Lawrence Grandpre, assistant director for research and public policy for LBSBaltimore, said one of the most problematic policies aside from Law Enforcement Officers Bill of Rights is the nondisclosure agreement tied to misconduct settlements — gag orders. He said Baltimore ranks among the highest in the nation for misconduct settlements that have climbed north of $6 million to settle over 100 lawsuits since 2011.

“Instead of actually having a mechanism for accountability and recognizing the nature of police abuses, the Baltimore Police Department, and police departments across the state have effectively been paying hush-money.” He said poor black and white families are often stuck with the choice of an expensive drawn-out legal battle or taking “quick money.”

“Unfortunately it reproduces many of the systemic problems we have with police brutality and the small amount of offending officers are not held accountable and records aren’t released to the public,” Grandpre said. He said the secrecy around the payouts allows habitual offenders to remain on the force.

Zirkin defends his first session as committee chair

Zirkin did not respond to directly to questions about LEOBR reform but instead spoke in broader terms of balancing the scales of due process with public safety.
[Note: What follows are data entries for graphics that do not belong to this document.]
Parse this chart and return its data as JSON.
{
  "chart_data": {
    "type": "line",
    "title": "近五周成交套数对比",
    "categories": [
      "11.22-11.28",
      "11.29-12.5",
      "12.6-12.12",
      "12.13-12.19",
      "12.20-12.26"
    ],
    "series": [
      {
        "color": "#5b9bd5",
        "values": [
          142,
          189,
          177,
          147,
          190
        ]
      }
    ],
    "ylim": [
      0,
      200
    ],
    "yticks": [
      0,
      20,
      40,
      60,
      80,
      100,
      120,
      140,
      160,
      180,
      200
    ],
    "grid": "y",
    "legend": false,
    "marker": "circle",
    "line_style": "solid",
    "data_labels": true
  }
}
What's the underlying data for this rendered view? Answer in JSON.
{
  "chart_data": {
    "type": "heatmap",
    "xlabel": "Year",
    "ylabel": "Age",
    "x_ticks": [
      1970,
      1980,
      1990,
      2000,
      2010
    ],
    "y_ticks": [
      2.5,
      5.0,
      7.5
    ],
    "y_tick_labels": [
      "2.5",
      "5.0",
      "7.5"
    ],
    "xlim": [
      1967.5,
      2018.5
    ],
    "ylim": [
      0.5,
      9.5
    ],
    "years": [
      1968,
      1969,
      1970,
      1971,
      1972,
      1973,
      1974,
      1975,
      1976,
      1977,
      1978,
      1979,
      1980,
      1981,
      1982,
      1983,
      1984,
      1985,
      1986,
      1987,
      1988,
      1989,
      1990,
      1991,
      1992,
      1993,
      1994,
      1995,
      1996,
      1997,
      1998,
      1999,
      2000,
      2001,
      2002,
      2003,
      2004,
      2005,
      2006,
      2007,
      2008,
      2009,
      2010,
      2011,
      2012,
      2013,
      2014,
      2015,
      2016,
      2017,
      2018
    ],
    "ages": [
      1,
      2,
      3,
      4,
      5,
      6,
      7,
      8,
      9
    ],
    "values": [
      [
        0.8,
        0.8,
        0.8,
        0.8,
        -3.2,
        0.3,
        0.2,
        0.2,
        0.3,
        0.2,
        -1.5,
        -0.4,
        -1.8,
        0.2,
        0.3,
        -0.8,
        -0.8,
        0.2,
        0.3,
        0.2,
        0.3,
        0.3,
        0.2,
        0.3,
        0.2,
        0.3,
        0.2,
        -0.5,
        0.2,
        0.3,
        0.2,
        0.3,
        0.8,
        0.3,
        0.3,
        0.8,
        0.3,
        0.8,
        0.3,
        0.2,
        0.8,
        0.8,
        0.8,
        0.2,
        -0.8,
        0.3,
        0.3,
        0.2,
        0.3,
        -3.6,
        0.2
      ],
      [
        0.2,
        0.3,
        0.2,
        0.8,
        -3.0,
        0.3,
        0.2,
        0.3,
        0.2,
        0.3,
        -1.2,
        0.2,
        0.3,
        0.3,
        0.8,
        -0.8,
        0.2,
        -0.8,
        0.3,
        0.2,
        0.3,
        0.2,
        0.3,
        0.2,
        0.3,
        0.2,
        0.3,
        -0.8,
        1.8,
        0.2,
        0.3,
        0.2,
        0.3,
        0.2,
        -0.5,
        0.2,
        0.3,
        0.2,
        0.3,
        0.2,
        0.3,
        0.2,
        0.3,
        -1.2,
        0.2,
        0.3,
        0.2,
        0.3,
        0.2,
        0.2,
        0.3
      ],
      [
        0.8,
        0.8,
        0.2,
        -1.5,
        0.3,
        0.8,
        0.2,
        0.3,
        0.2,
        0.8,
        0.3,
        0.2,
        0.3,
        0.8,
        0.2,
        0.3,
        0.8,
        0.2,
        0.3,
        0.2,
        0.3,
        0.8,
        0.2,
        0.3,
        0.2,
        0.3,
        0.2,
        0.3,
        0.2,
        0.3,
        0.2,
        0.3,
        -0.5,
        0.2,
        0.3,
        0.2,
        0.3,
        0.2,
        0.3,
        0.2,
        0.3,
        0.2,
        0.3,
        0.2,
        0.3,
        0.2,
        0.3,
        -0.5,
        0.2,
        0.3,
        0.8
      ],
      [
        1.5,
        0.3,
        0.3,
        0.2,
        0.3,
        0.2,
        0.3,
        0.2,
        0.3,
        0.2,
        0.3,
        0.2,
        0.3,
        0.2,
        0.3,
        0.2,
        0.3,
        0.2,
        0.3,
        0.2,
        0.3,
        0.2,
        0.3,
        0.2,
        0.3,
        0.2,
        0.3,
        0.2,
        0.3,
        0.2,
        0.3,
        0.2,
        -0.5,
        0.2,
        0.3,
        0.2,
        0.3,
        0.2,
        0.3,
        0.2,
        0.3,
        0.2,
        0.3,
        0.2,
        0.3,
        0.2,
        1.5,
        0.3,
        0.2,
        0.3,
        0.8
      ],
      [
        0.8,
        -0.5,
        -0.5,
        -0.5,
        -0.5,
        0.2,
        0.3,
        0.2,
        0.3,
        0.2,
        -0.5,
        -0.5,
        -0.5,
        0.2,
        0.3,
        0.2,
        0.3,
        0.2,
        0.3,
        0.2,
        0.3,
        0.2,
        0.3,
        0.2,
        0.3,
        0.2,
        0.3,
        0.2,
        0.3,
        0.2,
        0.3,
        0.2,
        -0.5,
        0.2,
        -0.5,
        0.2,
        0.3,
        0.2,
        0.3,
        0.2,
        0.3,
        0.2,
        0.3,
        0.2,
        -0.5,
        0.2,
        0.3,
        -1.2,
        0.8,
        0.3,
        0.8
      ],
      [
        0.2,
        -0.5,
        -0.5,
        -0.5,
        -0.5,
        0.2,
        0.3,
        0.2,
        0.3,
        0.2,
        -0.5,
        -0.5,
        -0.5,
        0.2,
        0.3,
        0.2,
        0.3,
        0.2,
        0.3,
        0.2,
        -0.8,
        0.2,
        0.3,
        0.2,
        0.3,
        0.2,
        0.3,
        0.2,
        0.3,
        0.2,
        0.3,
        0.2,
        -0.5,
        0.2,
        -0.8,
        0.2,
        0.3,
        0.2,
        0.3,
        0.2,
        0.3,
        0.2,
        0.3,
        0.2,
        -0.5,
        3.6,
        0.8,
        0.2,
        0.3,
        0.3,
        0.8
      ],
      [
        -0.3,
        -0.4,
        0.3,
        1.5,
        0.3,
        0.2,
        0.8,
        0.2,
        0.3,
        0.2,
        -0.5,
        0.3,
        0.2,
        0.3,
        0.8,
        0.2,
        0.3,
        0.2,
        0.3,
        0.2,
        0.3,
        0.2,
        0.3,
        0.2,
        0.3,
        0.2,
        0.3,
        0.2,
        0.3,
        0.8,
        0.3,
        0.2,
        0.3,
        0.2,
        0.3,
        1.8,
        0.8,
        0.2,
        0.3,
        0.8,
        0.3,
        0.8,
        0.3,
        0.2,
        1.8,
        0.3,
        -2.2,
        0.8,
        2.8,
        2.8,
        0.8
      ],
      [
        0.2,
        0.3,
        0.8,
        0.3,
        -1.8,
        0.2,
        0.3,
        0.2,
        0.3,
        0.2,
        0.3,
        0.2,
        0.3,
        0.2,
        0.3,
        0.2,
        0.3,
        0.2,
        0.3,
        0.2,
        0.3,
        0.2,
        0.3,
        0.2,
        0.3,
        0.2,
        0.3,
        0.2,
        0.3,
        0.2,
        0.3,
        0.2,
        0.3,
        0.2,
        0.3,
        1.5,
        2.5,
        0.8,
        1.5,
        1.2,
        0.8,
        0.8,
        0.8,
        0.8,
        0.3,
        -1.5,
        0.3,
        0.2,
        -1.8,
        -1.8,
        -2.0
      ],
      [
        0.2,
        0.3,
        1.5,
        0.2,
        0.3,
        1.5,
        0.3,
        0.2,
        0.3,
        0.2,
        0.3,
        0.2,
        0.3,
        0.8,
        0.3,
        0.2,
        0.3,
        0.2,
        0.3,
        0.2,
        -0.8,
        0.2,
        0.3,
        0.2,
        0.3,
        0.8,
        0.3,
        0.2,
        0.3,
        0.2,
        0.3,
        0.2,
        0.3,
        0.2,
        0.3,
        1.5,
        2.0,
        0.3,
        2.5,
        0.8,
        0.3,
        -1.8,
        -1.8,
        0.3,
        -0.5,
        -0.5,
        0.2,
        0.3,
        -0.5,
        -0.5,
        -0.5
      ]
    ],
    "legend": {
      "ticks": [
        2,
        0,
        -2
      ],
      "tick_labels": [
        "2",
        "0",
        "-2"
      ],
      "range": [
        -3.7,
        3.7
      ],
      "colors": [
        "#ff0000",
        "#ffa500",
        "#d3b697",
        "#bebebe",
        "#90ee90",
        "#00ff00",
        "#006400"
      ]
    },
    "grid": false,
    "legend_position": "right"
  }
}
He defended his record in his first year as chair of the Senate Judicial Proceeding Committee.

“We had a number of successes this session, including two major expungement bills, the first changes to that law in decades, decriminalization of marijuana paraphernalia, elimination of multiple mandatory minimum sentences for drug offenses, foster care reform, law enforcement asset forfeiture reform, body camera legislation, doubling the local and state tort claims act recoveries (Senate wanted to go further), shielding of multiple criminal offenses, racial profile reporting, major domestic violence reform, and much more.”

“As always there is much work to be done,” Zirkin wrote in an email to Maryland Reporter. “The tragedy that has unfolded in Baltimore this past week brings sharp focus to issues detailed above, to successful efforts in past years such as marijuana decriminalization and privacy protections for citizens, such as license plate scanning (this issue is currently being hotly debated in Virginia), and to issues where we have more work to do.

[Our committee] will continue to look at all of these issues in criminal law and criminal procedure, balancing the important goals of equal justice under the law, due process for all individuals, personal civil liberties, and public safety.”